After this I went to Fiji for a month to work on a conservation programme helping to protect sharks in the local area. I worked alongside research scientists who taught us about the importance of sharks in the ocean: without them the whole ocean ecosystem would collapse, algae would take over and everything we know and love about the ocean would be gone. I loved seeing the principles we learnt at school in real life contexts.
During the course of the year I applied to read Medicine at Durham University. I first realised I wanted to do Medicine when I was at St Mary’s. For our English coursework we had to give a presentation to the class and Mrs Helen Garrett told us that the best presentations are ones that are personal to you. So, I did some research and spoke about an operation I had as a child. I found the human body, its precise functions and mechanisms behind diseases, fascinating and have wanted to study it ever since.
I have just finished my first year of medical school, which has been an absolute rollercoaster. The intense hours I spent with other medical students meant we made close friends very quickly, and supported each other through the ups and downs. Some parts were a real challenge – watching a patient break down in tears during a consultation, or learning about conditions for which there are no cure. But there were moments where I knew I was absolutely doing what I wanted to – starting my first real consultation with a patient or spending time on the neonatal ward and witnessing the extraordinary medicine which keeps tiny babies alive.
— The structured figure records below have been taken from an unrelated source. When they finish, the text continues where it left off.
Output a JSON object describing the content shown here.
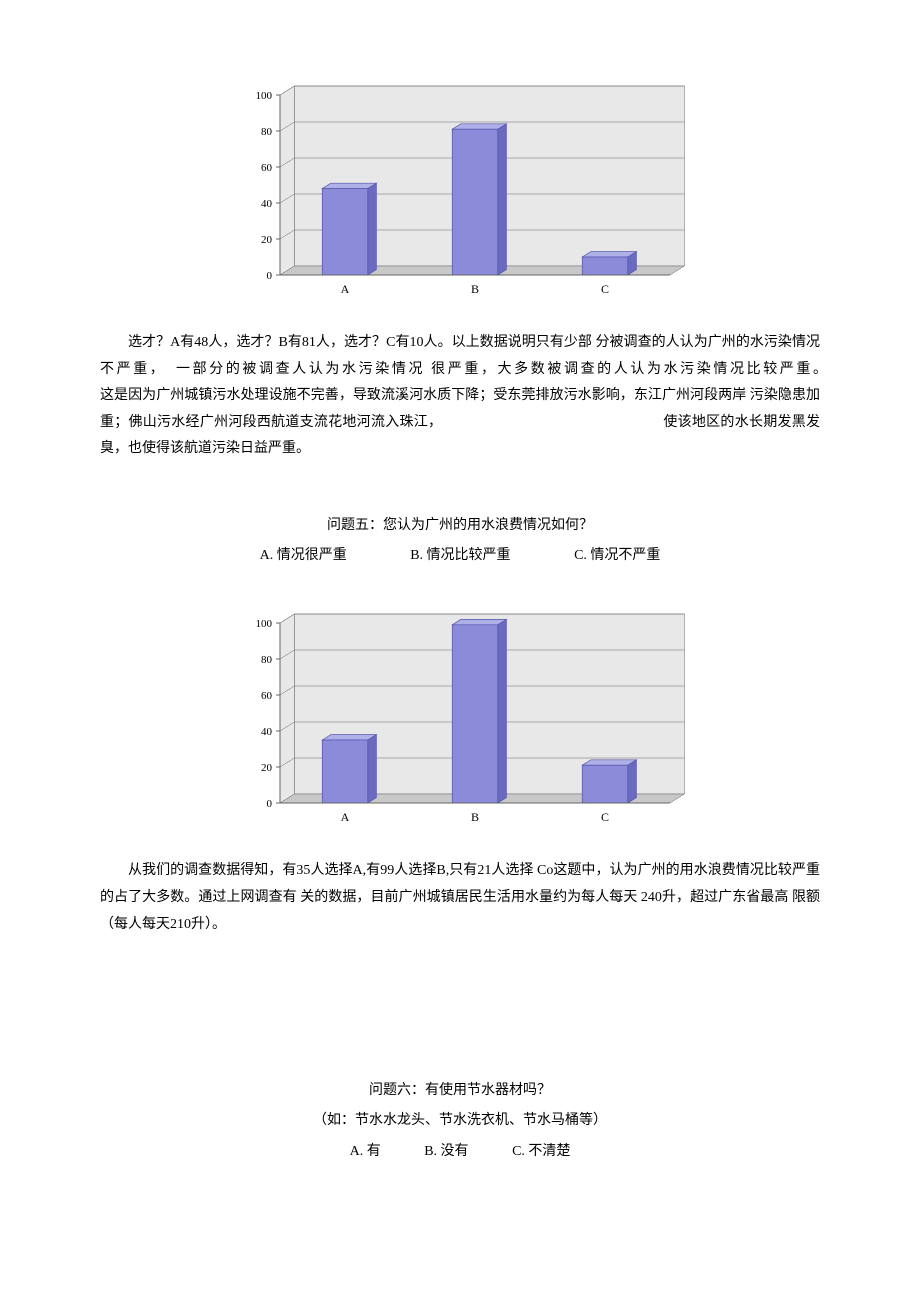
{
  "chart1": {
    "type": "bar",
    "categories": [
      "A",
      "B",
      "C"
    ],
    "values": [
      48,
      81,
      10
    ],
    "ylim": [
      0,
      100
    ],
    "ytick_step": 20,
    "bar_fill": "#8b8bd9",
    "bar_stroke": "#5555aa",
    "background_fill": "#e8e8e8",
    "floor_fill": "#c8c8c8",
    "axis_color": "#666666",
    "tick_fontsize": 11,
    "label_fontsize": 12
  },
  "paragraph1": "选才？A有48人，选才？B有81人，选才？C有10人。以上数据说明只有少部 分被调查的人认为广州的水污染情况不严重，　一部分的被调查人认为水污染情况 很严重，大多数被调查的人认为水污染情况比较严重。　　　　　　　　　　　　　　　　　　这是因为广州城镇污水处理设施不完善，导致流溪河水质下降；受东莞排放污水影响，东江广州河段两岸 污染隐患加重；佛山污水经广州河段西航道支流花地河流入珠江，　　　　　　　　　　　　　　　　使该地区的水长期发黑发臭，也使得该航道污染日益严重。",
  "question5": {
    "title": "问题五：您认为广州的用水浪费情况如何？",
    "options": {
      "a": "A. 情况很严重",
      "b": "B. 情况比较严重",
      "c": "C. 情况不严重"
    }
  },
  "chart2": {
    "type": "bar",
    "categories": [
      "A",
      "B",
      "C"
    ],
    "values": [
      35,
      99,
      21
    ],
    "ylim": [
      0,
      100
    ],
    "ytick_step": 20,
    "bar_fill": "#8b8bd9",
    "bar_stroke": "#5555aa",
    "background_fill": "#e8e8e8",
    "floor_fill": "#c8c8c8",
    "axis_color": "#666666",
    "tick_fontsize": 11,
    "label_fontsize": 12
  },
  "paragraph2": "从我们的调查数据得知，有35人选择A,有99人选择B,只有21人选择 Co这题中，认为广州的用水浪费情况比较严重的占了大多数。通过上网调查有 关的数据，目前广州城镇居民生活用水量约为每人每天 240升，超过广东省最高 限额（每人每天210升）。",
  "question6": {
    "title": "问题六：有使用节水器材吗？",
    "subtitle": "（如：节水水龙头、节水洗衣机、节水马桶等）",
    "options": {
      "a": "A. 有",
      "b": "B. 没有",
      "c": "C. 不清楚"
    }
  }
}
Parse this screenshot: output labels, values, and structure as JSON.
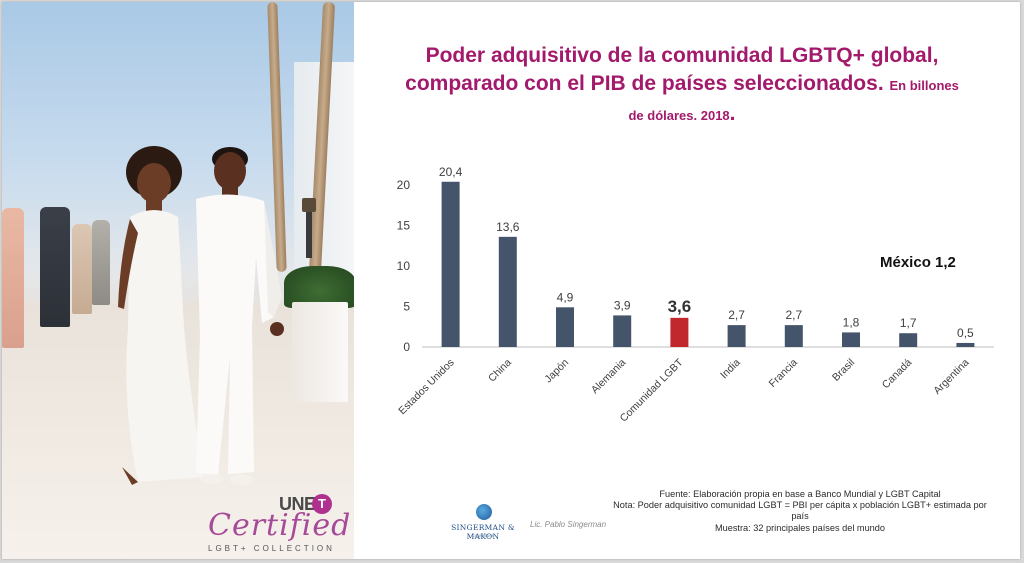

I think my favourite moment of the year was my final OSCE (Objective Structured Clinical Examination). Now I know that sounds odd – but these are practical exams in which we perform procedures such as an examination of a patient’s chest, taking blood, doing CPR, or just taking a patient history. This was the first time I had a sense of the responsibility, sensitivity, knowledge and skills I will require in the future as a doctor and, despite the fact it was an exam, I thoroughly enjoyed this feeling.
When I started medical school, I thought there was no way I would ever become a GP – I thought it might be boring! However, my experiences this year have made me realise it may be the perfect career choice for me – I even set up a GP Society at the university. I also thought there was no chance I could be a surgeon and also raise a family (a dilemma many female medical students consider) – but I know now that this isn’t true; while it might take longer than it takes men, it is totally possible.
My advice to students would be: Don’t be too rigid in your ideas about your future – let it evolve and surprise you! Don’t be put off any career because you’re a woman! You can do whatever you so desire with your future, you are the only person that can hold yourself back!”